Web Search Tools

 

When searching for web pages on a topic, it’s important to pick the right search tool for the job.  Sometimes a Search Engine such as Google will be the best choice, while for some topics a Subject Directory such as Librarian’s Internet Index or a Meta Search Engine such as Dogpile will be best.  The NOVA Libraries Websites page provides a list of various search tools.  In this next section, we’ll look at characteristics of these three main types of search tools, and also what each is best at.

 

Subject Directories, such as About.com, Librarian’s Internet Index, and Yahoo! Directory, tend to be smaller and more selective than larger search engines such as Google.  With Subject Directories, actual human beings have searched the Internet looking for web pages on a variety of topics, and they decide whether or not to include the web page in their directory based on a set of criteria they have.    The list of results provided by a Subject Directory will include a link to the website, a description of the website, and the subject heading they use to describe the content of the website.  Subject directories do NOT search the complete text of websites for your search terms – they pretty much just look for your words in the descriptions and subject headings of each website they have in their directory. Take a look at one subject directory – Librarian’s Internet Index.

 

Subject directories tend to be good for broad topics and for academic research.

 

Search Engines, such as Google, tend to have a very large collection of websites that they search through.  Search engines look for your terms in the complete text of their collection of websites, using “spiders” (basically, programmed computer robots).   Search engines typically offer advanced search features that can help you focus in on the sorts of web pages you’re looking for.  They let you do such things as:

-          search for phrases, such as “global warming,”
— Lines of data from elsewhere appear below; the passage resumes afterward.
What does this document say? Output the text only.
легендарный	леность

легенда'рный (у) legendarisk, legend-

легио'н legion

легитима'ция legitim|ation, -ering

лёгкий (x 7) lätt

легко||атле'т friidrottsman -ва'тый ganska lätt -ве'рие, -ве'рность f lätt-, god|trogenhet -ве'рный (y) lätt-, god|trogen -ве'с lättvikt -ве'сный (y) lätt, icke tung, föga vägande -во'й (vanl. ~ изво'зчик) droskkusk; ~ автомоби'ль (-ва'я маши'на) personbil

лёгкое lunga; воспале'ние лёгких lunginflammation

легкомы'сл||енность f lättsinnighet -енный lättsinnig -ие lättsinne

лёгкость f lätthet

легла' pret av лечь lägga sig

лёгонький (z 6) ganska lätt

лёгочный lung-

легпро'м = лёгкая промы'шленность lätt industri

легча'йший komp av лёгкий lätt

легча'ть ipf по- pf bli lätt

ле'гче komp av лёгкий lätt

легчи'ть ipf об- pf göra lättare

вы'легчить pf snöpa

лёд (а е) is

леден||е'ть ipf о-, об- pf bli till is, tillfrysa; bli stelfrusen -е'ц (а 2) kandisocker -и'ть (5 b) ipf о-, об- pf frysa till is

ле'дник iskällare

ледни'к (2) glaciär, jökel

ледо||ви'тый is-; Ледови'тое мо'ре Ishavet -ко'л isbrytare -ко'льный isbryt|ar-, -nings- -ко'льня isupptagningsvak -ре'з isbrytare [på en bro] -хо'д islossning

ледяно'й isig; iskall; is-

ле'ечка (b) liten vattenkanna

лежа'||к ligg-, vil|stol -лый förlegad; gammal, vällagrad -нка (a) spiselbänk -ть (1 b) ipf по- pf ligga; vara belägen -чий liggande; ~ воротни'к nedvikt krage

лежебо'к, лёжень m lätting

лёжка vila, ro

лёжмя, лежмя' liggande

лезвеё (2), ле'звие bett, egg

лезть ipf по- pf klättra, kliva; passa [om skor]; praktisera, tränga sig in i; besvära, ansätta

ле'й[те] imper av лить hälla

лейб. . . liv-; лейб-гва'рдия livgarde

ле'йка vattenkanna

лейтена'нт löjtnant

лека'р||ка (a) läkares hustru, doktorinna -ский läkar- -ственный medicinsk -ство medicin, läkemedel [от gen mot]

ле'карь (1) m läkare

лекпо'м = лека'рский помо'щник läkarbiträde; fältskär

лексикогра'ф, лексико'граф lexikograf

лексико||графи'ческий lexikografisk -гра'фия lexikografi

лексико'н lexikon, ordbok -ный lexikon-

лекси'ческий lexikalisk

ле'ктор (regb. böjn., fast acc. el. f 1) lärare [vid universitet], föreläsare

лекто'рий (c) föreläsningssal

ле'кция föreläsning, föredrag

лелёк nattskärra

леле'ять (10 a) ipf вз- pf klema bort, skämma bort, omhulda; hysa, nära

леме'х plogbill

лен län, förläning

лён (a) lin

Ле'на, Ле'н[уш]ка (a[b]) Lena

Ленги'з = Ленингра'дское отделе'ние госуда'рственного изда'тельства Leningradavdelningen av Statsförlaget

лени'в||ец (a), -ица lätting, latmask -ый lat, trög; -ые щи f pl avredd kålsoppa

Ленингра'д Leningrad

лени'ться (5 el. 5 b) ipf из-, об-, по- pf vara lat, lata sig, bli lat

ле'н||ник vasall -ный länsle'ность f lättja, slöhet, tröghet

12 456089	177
-          search for websites only from a particular domain, such as .gov or .edu,

-          search for web pages from a specific website, and

-          look for your search terms only in the web page title.

 

We’ll look at some of these advanced search features in depth later in the unit.

 

While a search in a search engine often results in thousands (if not millions) of results, some of the search engines have created programs that cause what they perceive to be the most relevant results to be listed first, so you certainly wouldn’t (and shouldn’t, unless you have lots of time to waste!) be looking at more than a few pages of search results.

 

Search engines are good if you need to be comprehensive, if you are searching for a really specific or uncommon topic, or if you just want to find the web page of a company or organization.

 

Meta-Search Engines, such a Dogpile and Mamma, search several search engines at once.  This may sound like an extremely comprehensive search, but in reality the meta-search engines typically return just a limited number of websites from each separate search engine.  There are also not many options for using advanced searching techniques. 

 

Meta-search engines can be useful when you are searching for a unique term – something that wouldn’t require advanced searching techniques or that wouldn’t retrieve more than a few results per search engine.

 

Search engines and subject directories do NOT search the live web directly – they search for your terms in collections of websites that are saved on their own server(s).  The search engines and directories do update their collection of websites periodically, but the web pages being searched by a search engine are typically a bit outdated.  The resulting list of links to websites ARE to live sites, though.